The payment by Schooley of the damages recovered below in this case, will not discharge him from liability to pay to Russ and Beauchamp the amount due on the mortgage upon the land sold to Stoops, Myers, and Earley. He may be sued for that claim at any time, and he, or his legal representative, must be sued for it whenever it shall be collected by suit.

Had the debt to Russ and Beauchamp, which Schooley and Allen bound themselves in the bond sued on to pay, been originally due from Stoops, Myers, and Earley, then, on the failure of said obligors to pay said debt, the direct liability of those three men would have remained to pay it, and on their recovery of the sum in a suit against said obligors, the said obligors would be discharged, and would not remain liable to pay the sum a second time. In such a case there would be no hardship, at least, in the recovery of the full amount in a suit on the bond before the party suing had actually paid the money.

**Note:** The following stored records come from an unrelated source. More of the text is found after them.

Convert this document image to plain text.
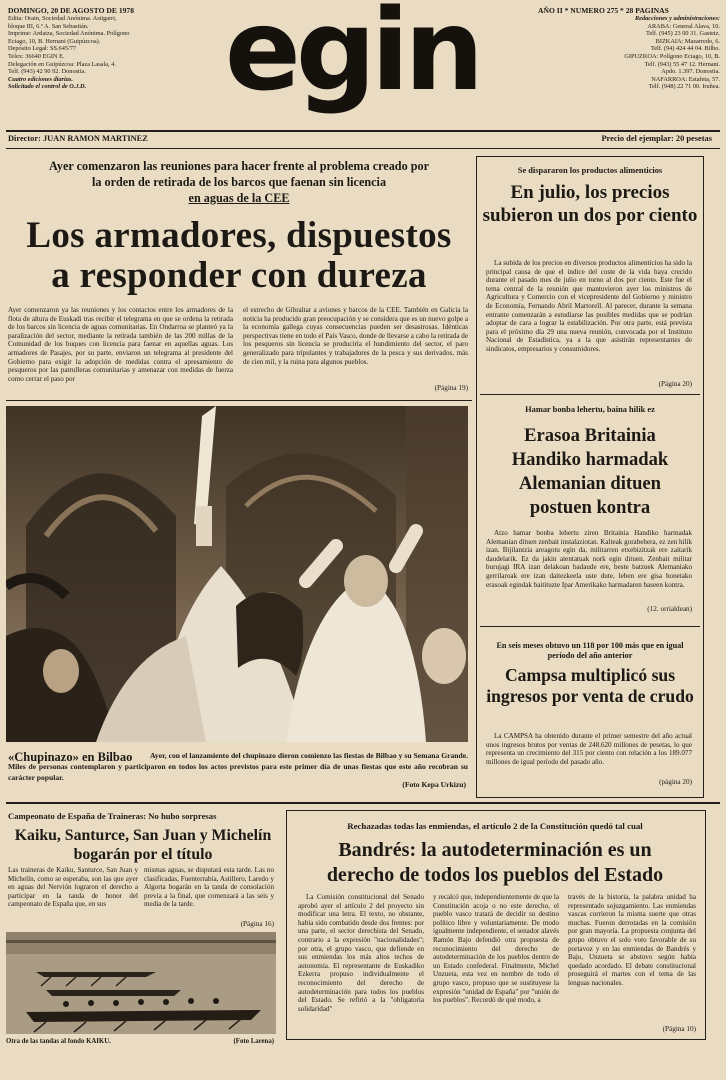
DOMINGO, 20 DE AGOSTO DE 1978
Edita: Orain, Sociedad Anónima. Astigarri,
bloque III, 6.º A. San Sebastián.
Imprime: Ardatza, Sociedad Anónima. Polígono
Eciago, 10, B. Hernani (Guipúzcoa).
Depósito Legal: SS.645/77
Telex: 36640 EGIN E.
Delegación en Guipúzcoa: Plaza Lasala, 4.
Telf. (943) 42 90 92. Donostia.
Cuatro ediciones diarias.
Solicitado el control de O.J.D.	egin	AÑO II * NUMERO 275 * 28 PAGINAS
Redacciones y administraciones:
ARABA: General Alava, 10.
Telf. (945) 23 00 31. Gasteiz.
BIZKAIA: Mazarredo, 6.
Telf. (94) 424 44 04. Bilbo.
GIPUZKOA: Polígono Eciago, 10, B.
Telf. (943) 55 47 12. Hernani.
Apdo. 1.397. Donostia.
NAFARROA: Estafeta, 57.
Telf. (948) 22 71 00. Iruñea.
Director: JUAN RAMON MARTINEZ	Precio del ejemplar: 20 pesetas
Ayer comenzaron las reuniones para hacer frente al problema creado por
la orden de retirada de los barcos que faenan sin licencia
en aguas de la CEE
Los armadores, dispuestos
a responder con dureza

Ayer comenzaron ya las reuniones y los contactos entre los armadores de la flota de altura de Euskadi tras recibir el telegrama en que se ordena la retirada de los barcos sin licencia de aguas comunitarias. En Ondarroa se planteó ya la paralización del sector, mediante la retirada también de las 200 millas de la Comunidad de los buques con licencia para faenar en aquellas aguas. Los armadores de Pasajes, por su parte, enviaron un telegrama al presidente del Gobierno para exigir la adopción de medidas contra el apresamiento de pesqueros por las patrulleras comunitarias y amenazar con medidas de fuerza como cerrar el paso por

el estrecho de Gibraltar a aviones y barcos de la CEE. También en Galicia la noticia ha producido gran preocupación y se considera que es un nuevo golpe a la economía gallega cuyas consecuencias pueden ser desastrosas. Idénticas perspectivas tiene en todo el País Vasco, donde de llevarse a cabo la retirada de los pesqueros sin licencia se produciría el hundimiento del sector, el paro generalizado para tripulantes y trabajadores de la pesca y sus derivados, más de cien mil, y la ruina para algunos pueblos.

(Página 19)
«Chupinazo» en Bilbao	Ayer, con el lanzamiento del chupinazo dieron comienzo las fiestas de Bilbao y su Semana Grande. Miles de personas contemplaron y participaron en todos los actos previstos para este primer día de unas fiestas que este año recobran su carácter popular.

(Foto Kepa Urkizu)
Se dispararon los productos alimenticios
En julio, los precios subieron un dos por ciento

La subida de los precios en diversos productos alimenticios ha sido la principal causa de que el índice del coste de la vida haya crecido durante el pasado mes de julio en torno al dos por ciento. Este fue el tema central de la reunión que mantuvieron ayer los ministros de Agricultura y Comercio con el vicepresidente del Gobierno y ministro de Economía, Fernando Abril Martorell. Al parecer, durante la semana entrante comenzarán a estudiarse las posibles medidas que se podrían adoptar de cara a lograr la estabilización. Por otra parte, está prevista para el próximo día 29 una nueva reunión, convocada por el Instituto Nacional de Estadística, ya a la que asistirán representantes de sindicatos, empresarios y consumidores.

(Página 20)
Hamar bonba lehertu, baina hilik ez
Erasoa Britainia Handiko harmadak Alemanian dituen postuen kontra

Atzo hamar bonba lehertu ziren Britainia Handiko harmadak Alemanian dituen zenbait instalaziotan. Kalteak gorabehera, ez zen hilik izan. Bijilantzia areagotu egin da, militarren etxebizitzak ere zaitarik daudelarik. Ez da jakin atentatuak nork egin dituen. Zenbait militar burujagi IRA izan delakoan badaude ere, beste batzuek Alemaniako gerrilaroak ere izan daitezkeela uste dute, leben ere gisa honetako erasoak egindak baitituzte Ipar Amerikako harmadaren baseen kontra.

(12. orrialdean)
En seis meses obtuvo un 118 por 100 más que en igual período del año anterior
Campsa multiplicó sus ingresos por venta de crudo

La CAMPSA ha obtenido durante el primer semestre del año actual unos ingresos brutos por ventas de 248.620 millones de pesetas, lo que representa un crecimiento del 315 por ciento con relación a los 189.077 millones de igual período del pasado año.

(página 20)
Campeonato de España de Traineras: No hubo sorpresas
Kaiku, Santurce, San Juan y Michelín bogarán por el título

Las traineras de Kaiku, Santurce, San Juan y Michelín, como se esperaba, son las que ayer en aguas del Nervión lograron el derecho a participar en la tanda de honor del campeonato de España que, en sus

mismas aguas, se disputará esta tarde. Las no clasificadas, Fuenterrabía, Astillero, Laredo y Algorta bogarán en la tanda de consolación previa a la final, que comenzará a las seis y media de la tarde.

(Página 16)
Otra de las tandas al fondo KAIKU.	(Foto Larena)
Rechazadas todas las enmiendas, el artículo 2 de la Constitución quedó tal cual
Bandrés: la autodeterminación es un
derecho de todos los pueblos del Estado

La Comisión constitucional del Senado aprobó ayer el artículo 2 del proyecto sin modificar una letra. El texto, no obstante, había sido combatido desde dos frentes: por una parte, el sector derechista del Senado, contrario a la expresión "nacionalidades"; por otra, el grupo vasco, que defiende en sus enmiendas los más altos techos de autonomía. El representante de Euskadiko Ezkerra propuso individualmente el reconocimiento del derecho de autodeterminación para todos los pueblos del Estado. Se refirió a la "obligatoria solidaridad"

y recalcó que, independientemente de que la Constitución acoja o no este derecho, el pueblo vasco tratará de decidir su destino político libre y voluntariamente. De modo igualmente independiente, el senador alavés Ramón Bajo defendió otra propuesta de reconocimiento del derecho de autodeterminación de los pueblos dentro de un Estado confederal. Finalmente, Michel Unzueta, esta vez en nombre de todo el grupo vasco, propuso que se sustituyese la expresión "unidad de España" por "unión de los pueblos". Recordó de qué modo, a

través de la historia, la palabra unidad ha representado sojuzgamiento. Las enmiendas vascas corrieron la misma suerte que otras muchas. Fueron derrotadas en la comisión por gran mayoría. La propuesta conjunta del grupo obtuvo el solo voto favorable de su portavoz y en las enmiendas de Bandrés y Bajo, Unzueta se abstuvo según había quedado acordado. El debate constitucional proseguirá el martes con el tema de las lenguas nacionales.

(Página 10)
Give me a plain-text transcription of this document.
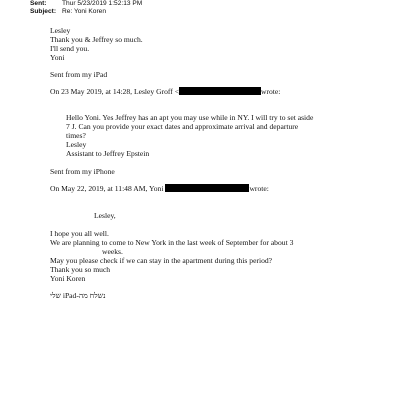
Sent: Thur 5/23/2019 1:52:13 PM
Subject: Re: Yoni Koren
Lesley
Thank you & Jeffrey so much.
I'll send you.
Yoni
Sent from my iPad
On 23 May 2019, at 14:28, Lesley Groff <	wrote:
Hello Yoni. Yes Jeffrey has an apt you may use while in NY. I will try to set aside
7 J. Can you provide your exact dates and approximate arrival and departure
times?
Lesley
Assistant to Jeffrey Epstein
Sent from my iPhone
On May 22, 2019, at 11:48 AM, Yoni	wrote:
Lesley,
I hope you all well.
We are planning to come to New York in the last week of September for about 3
weeks.
May you please check if we can stay in the apartment during this period?
Thank you so much
Yoni Koren
נשלח מה-iPad שלי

But in the case before us, a party gives bond to pay a debt of his own, which is a lien on land sold by him, by a given day, and fails to do it. Nevertheless, he still remains liable to pay the debt, to be sued for it, and one or the other, or both of these things may happen. The purchasers of the land bound by the lien have not paid it off, and may never do it; and have not, so far as appears, suffered any inconvenience. Why, then, should they recover for damages they have not sustained, and may never sustain? Suppose Schooley and Allen had paid off the incumbrance in question to Russ and Beauchamp on the day after the forfeiture of the bond, and had then been sued by Stoops, Myers and Earley, would these men, in such case, have been entitled to recover the full amount, or could the defendants have shown that no damage had been sustained, and thus reduced the amount recovered to nominal damages? They may still pay off said incumbrance, and why should the obligees in the bond re*132cover more than nominal damages till they have sustained more ? They might, before suing, have gone forward and paid off the incumbrance, and then rightfully recovered the full amount. But they did not do so. They refused to pay it themselves, and they had a right so to refuse, and wait to see what the original debtor should do in the premises, holding the bond in question, with the additional security they had required on taking it, in reserve, to cover any damage they might sustain. We think the Court erred in their instruction to the jury.

J. Brownlee, for the plaintiffs. D. D. Pratt and D. M. Cox, for the defendants.

We are aware that there are cases, and particularly Lethbridge v. Mylton, 2 Barnw. and Adolph. 772, that seem to be against the view we have taken, but we think the rule they support an unreasonable one. See Sedgwick on Damages, 2 ed., pp. 182, 183.

Per Curiam.

The judgment is reversed with costs. Cause remanded, &c.